WHY I LOVE ME, 31
>> Thursday, July 9, 2009
This week's Why I Love me is big. Really big. The 62nd annual Maine Lobster Festival takes place July 29 through August 2 in Rockland, Maine. Every year it takes eleven months of planning to make every Lobster
Festival the biggest event in midcoast Maine every summer.
I've never been to the lobster festival (yup, I'm From Away), due to my aversion to lobster and all things shellfish. Oh, I don't hate them personally, but I'd rather pick up NutJob's yard presents than hang out at a festival with mass quantities of people and the stench of steamed dead things.

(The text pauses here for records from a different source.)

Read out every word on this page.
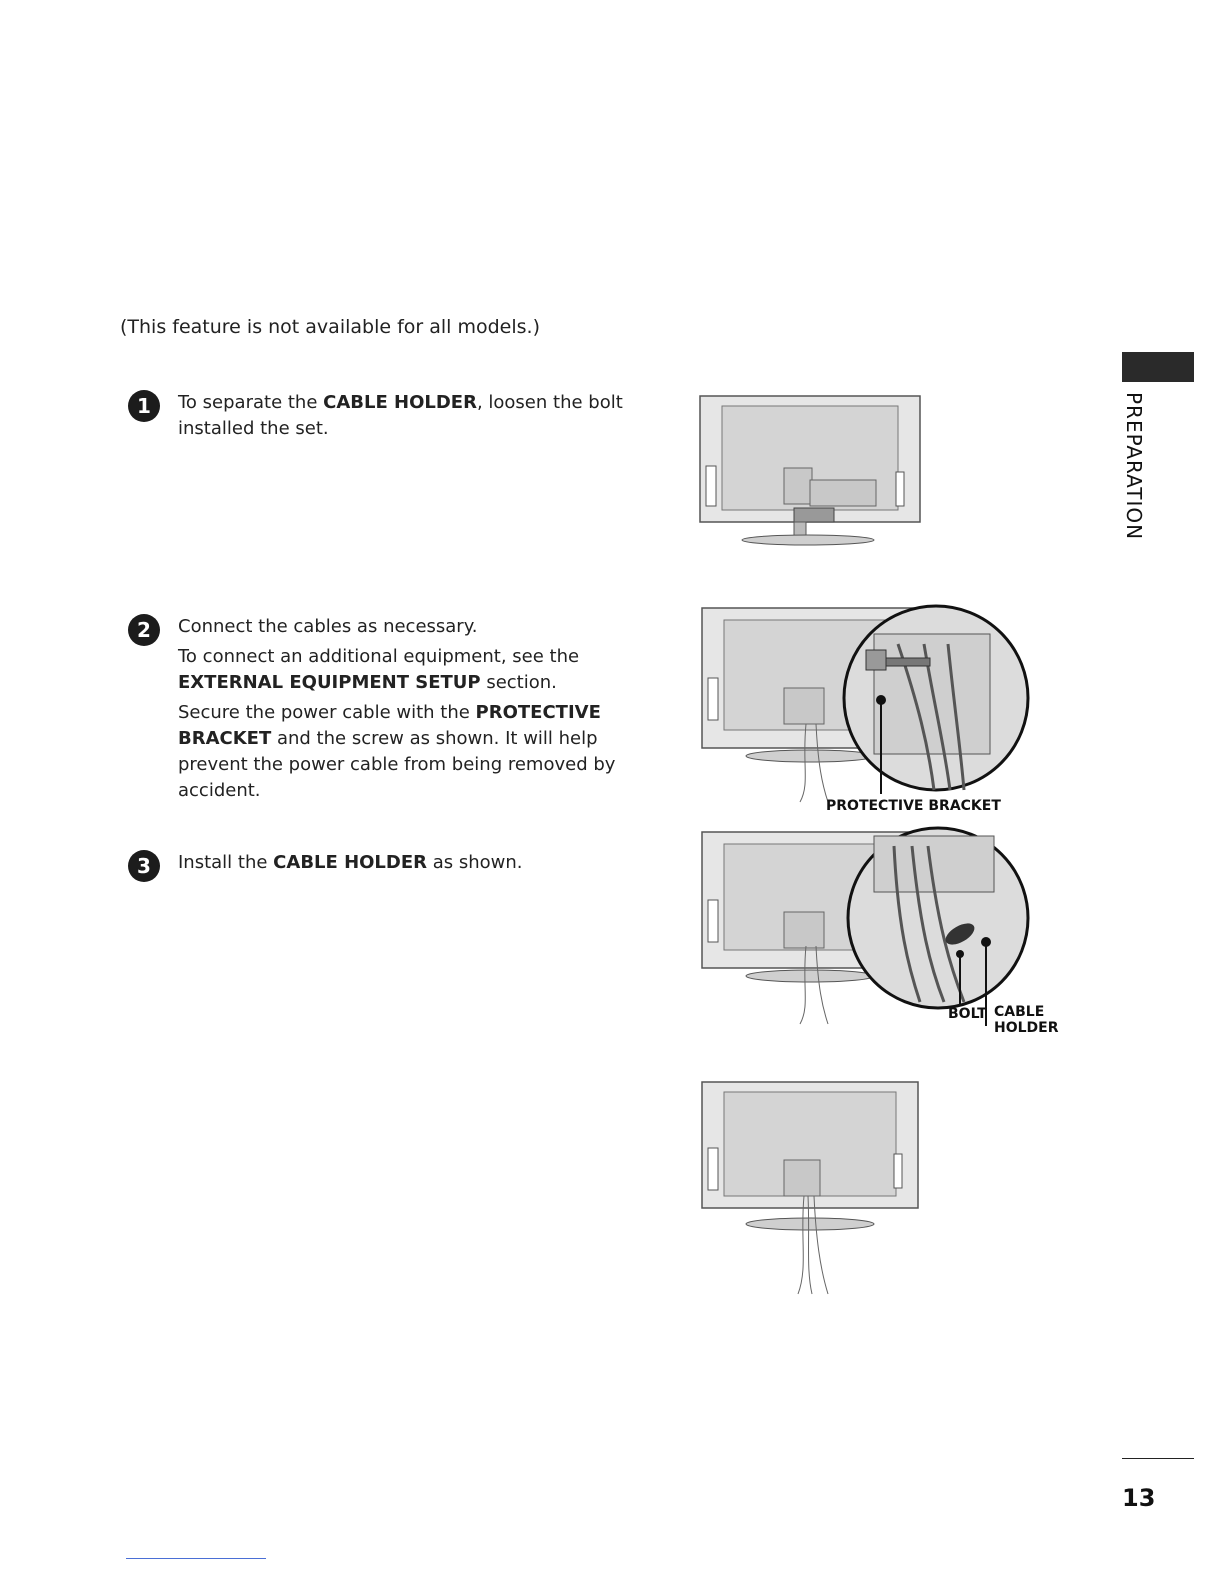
(This feature is not available for all models.)
1	To separate the CABLE HOLDER, loosen the bolt installed the set.

2	Connect the cables as necessary.

To connect an additional equipment, see the EXTERNAL EQUIPMENT SETUP section.

Secure the power cable with the PROTECTIVE BRACKET and the screw as shown. It will help prevent the power cable from being removed by accident.

3	Install the CABLE HOLDER as shown.

PROTECTIVE BRACKET
BOLT CABLE
HOLDER
PREPARATION
13
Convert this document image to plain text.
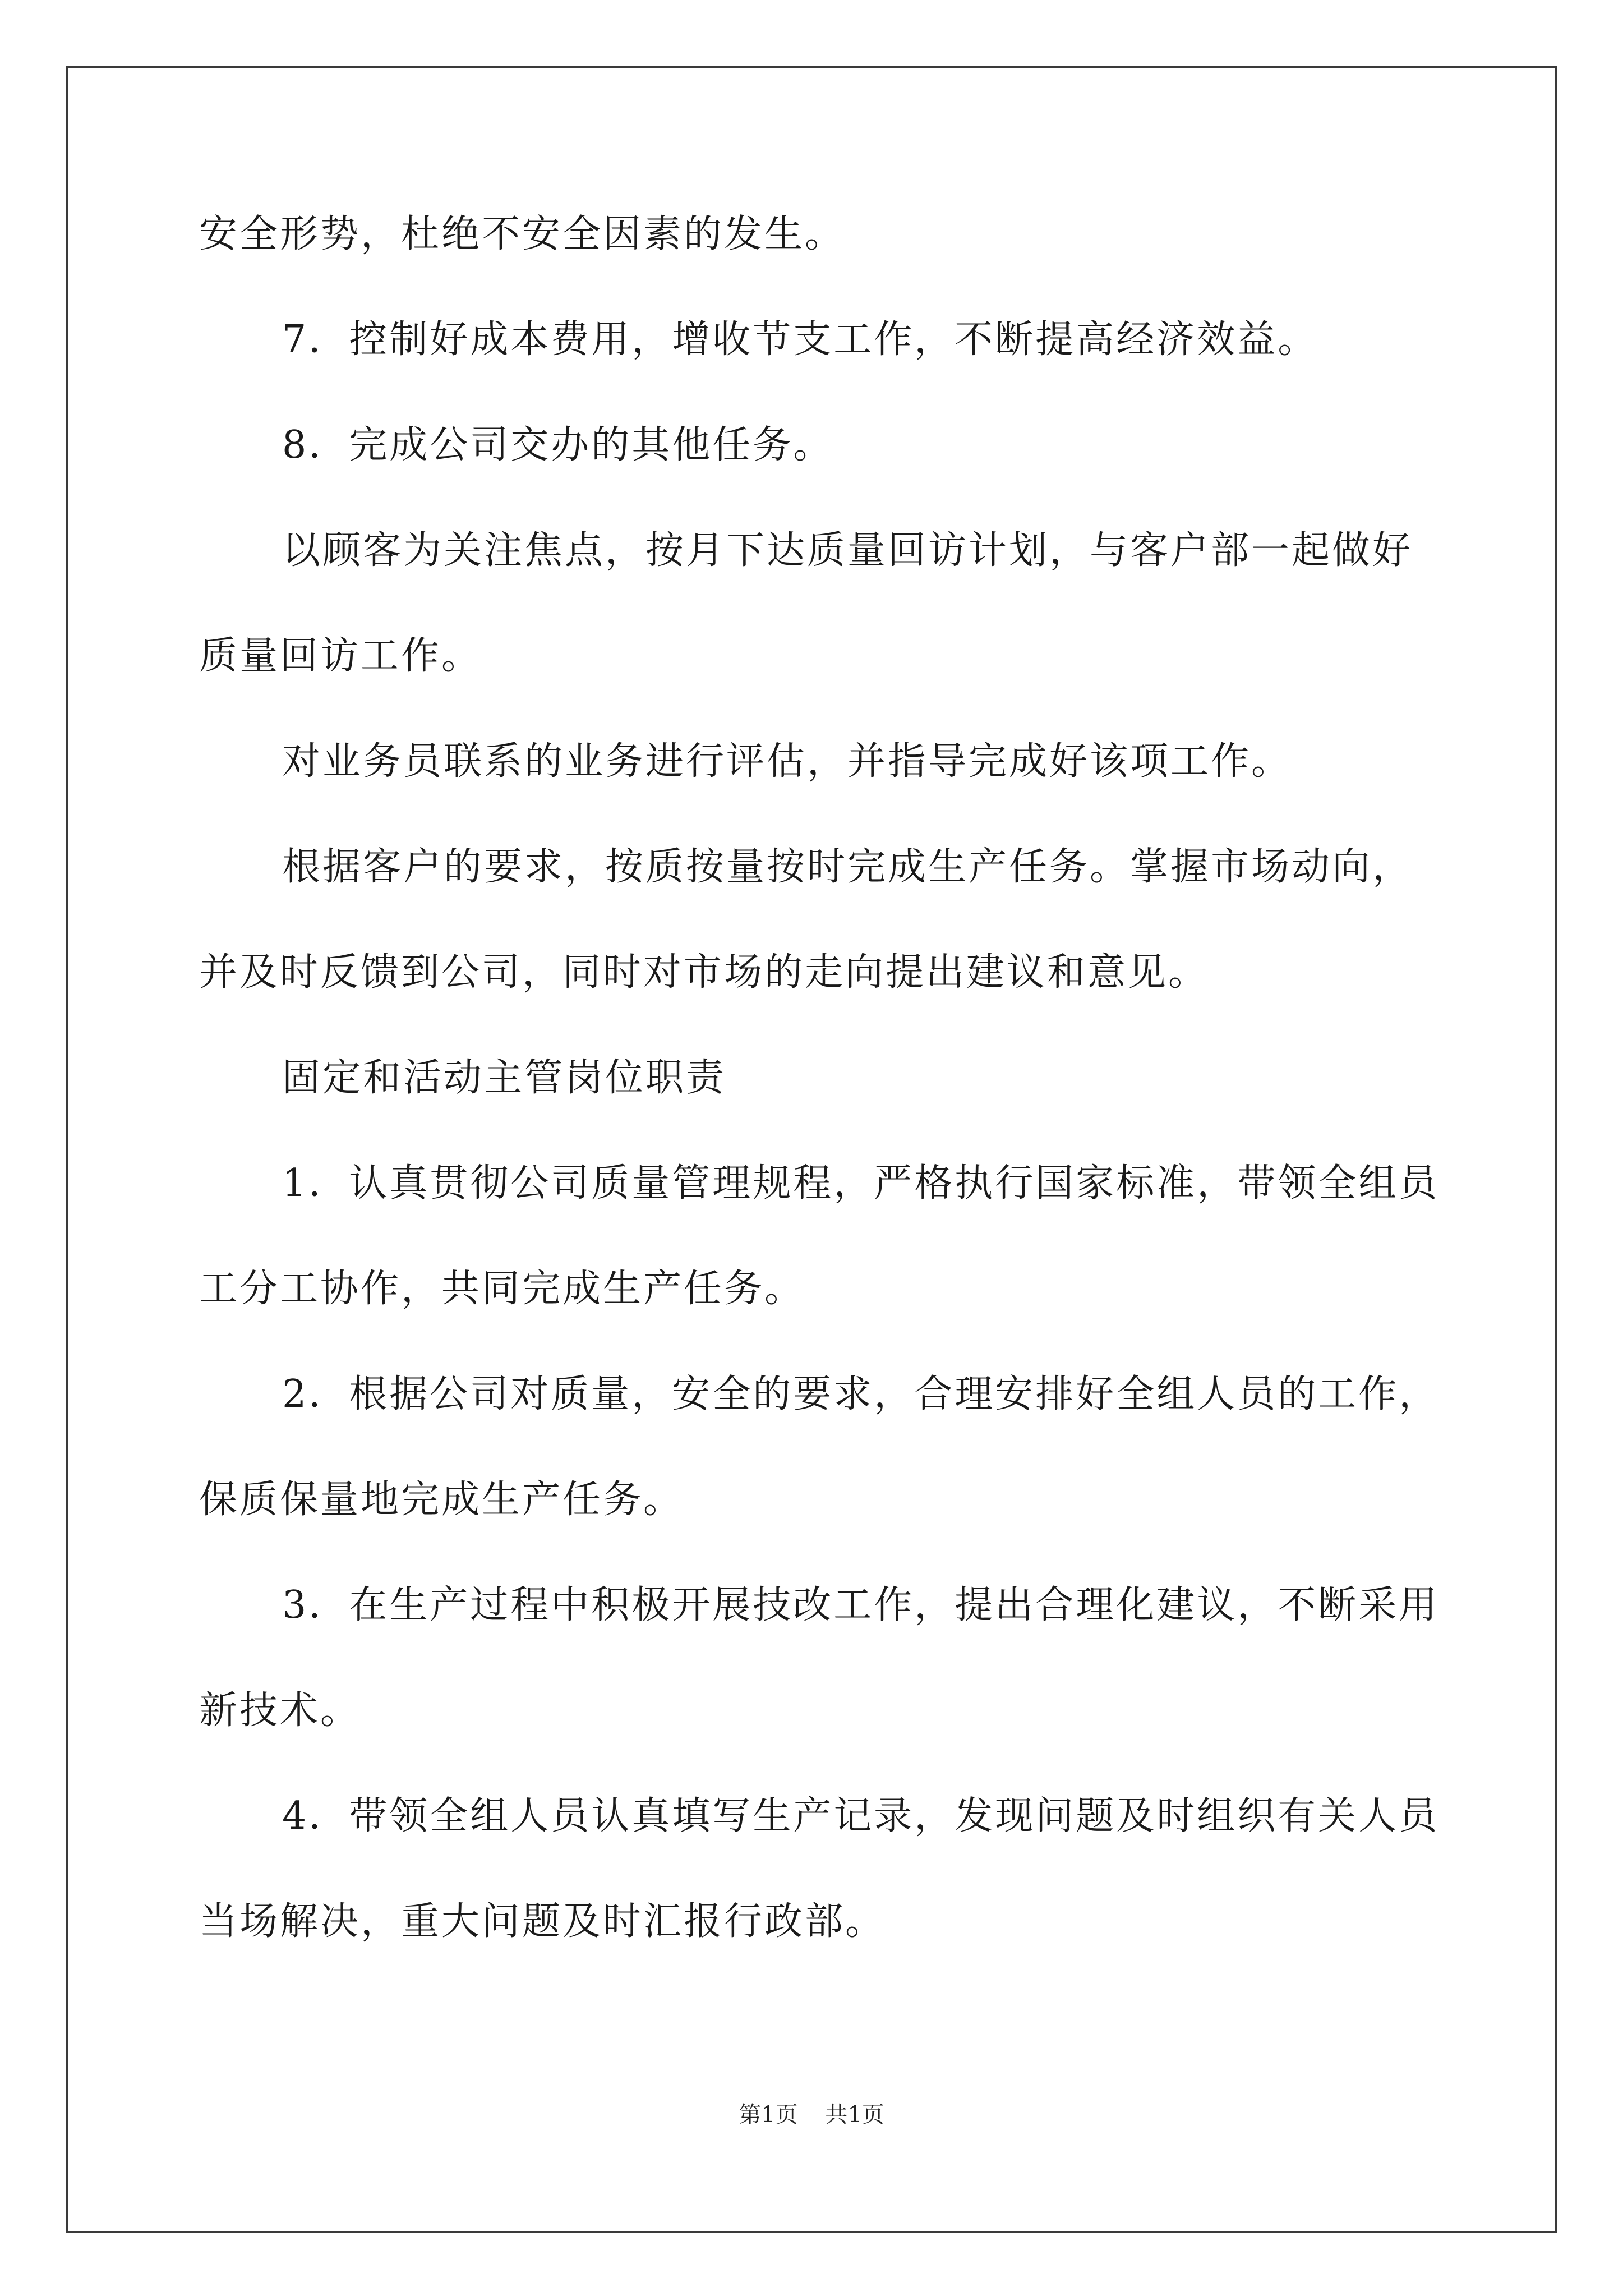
安全形势，杜绝不安全因素的发生。
7．控制好成本费用，增收节支工作，不断提高经济效益。
8．完成公司交办的其他任务。
以顾客为关注焦点，按月下达质量回访计划，与客户部一起做好
质量回访工作。
对业务员联系的业务进行评估，并指导完成好该项工作。
根据客户的要求，按质按量按时完成生产任务。掌握市场动向，
并及时反馈到公司，同时对市场的走向提出建议和意见。
固定和活动主管岗位职责
1．认真贯彻公司质量管理规程，严格执行国家标准，带领全组员
工分工协作，共同完成生产任务。
2．根据公司对质量，安全的要求，合理安排好全组人员的工作，
保质保量地完成生产任务。
3．在生产过程中积极开展技改工作，提出合理化建议，不断采用
新技术。
4．带领全组人员认真填写生产记录，发现问题及时组织有关人员
当场解决，重大问题及时汇报行政部。
第1页 共1页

Last year tens of thousands of people flocked to the festival and over 20,000 pounds of lobster was prepared. Hotel reservations are made a year in advance. There are even free shuttle buses that bring you right to the festival so you don't have to hunt for a parking space. See? This IS big. In addition to lobster, you can also clog your arteries with fried clams, steamed clams, fried Maine shrimp, shrimp cocktail, steamed muscles, and other carnival food like fried dough, sausage and onions chased with shots of Mylanta and a double dose of Lipitor. The festival also has the dubious distinction of having the world's largest lobster cooker.
People come all this way just for lobster? Nah! There's a lot more than stinky lobster such as:
The Sea Goddess pageant where a new Maine Sea Goddess is chosen every year.
The Maine Lobster Festival Seafood Cooking Contest
The Maine Arts and Crafts tent
The Marine Tent
The Big Parade, where 25,000 people line Main Street
Road races
Entertainment/Music: Jazz, comedy, oldies, Celtic, reggae, folk and blues.
Coast Guard Station tours
US Navy ship tours
Competitions for kids include:
Lobster Eating
Cod Fish Carry (little kids dressed as fishermen carrying huge cod fish)
Diaper Derby Costume Parade
While those are great events, by far the best event ever is the Lobster Crate Race. No, these are not crates that you leave your lobster in while you go to work so they don't poop on the floor. Lobster crates are used for storing lobsters. The crate race consists of 50 lobster crates strung in a line and partially submerged in the harbor. The winner is the one who can run across the most crates, back and forth, before taking a dunk in the ocean. Some run barefoot, some wear socks, all fall in.
From the Maine Lobster Festival website:
In recent years a young man from Austria won the race with over 2000 crates crossed before he fell into the cold waters of the harbor. The NEW all-time record, set in 2008 is 4,501 crates, run by Andrew Bachiochi, a 12-year-old participant from Stafford Springs, Conn. The previous record was held by a midcoast girl, Susan Lundquist, who managed 3,007! That record took 25 years to break!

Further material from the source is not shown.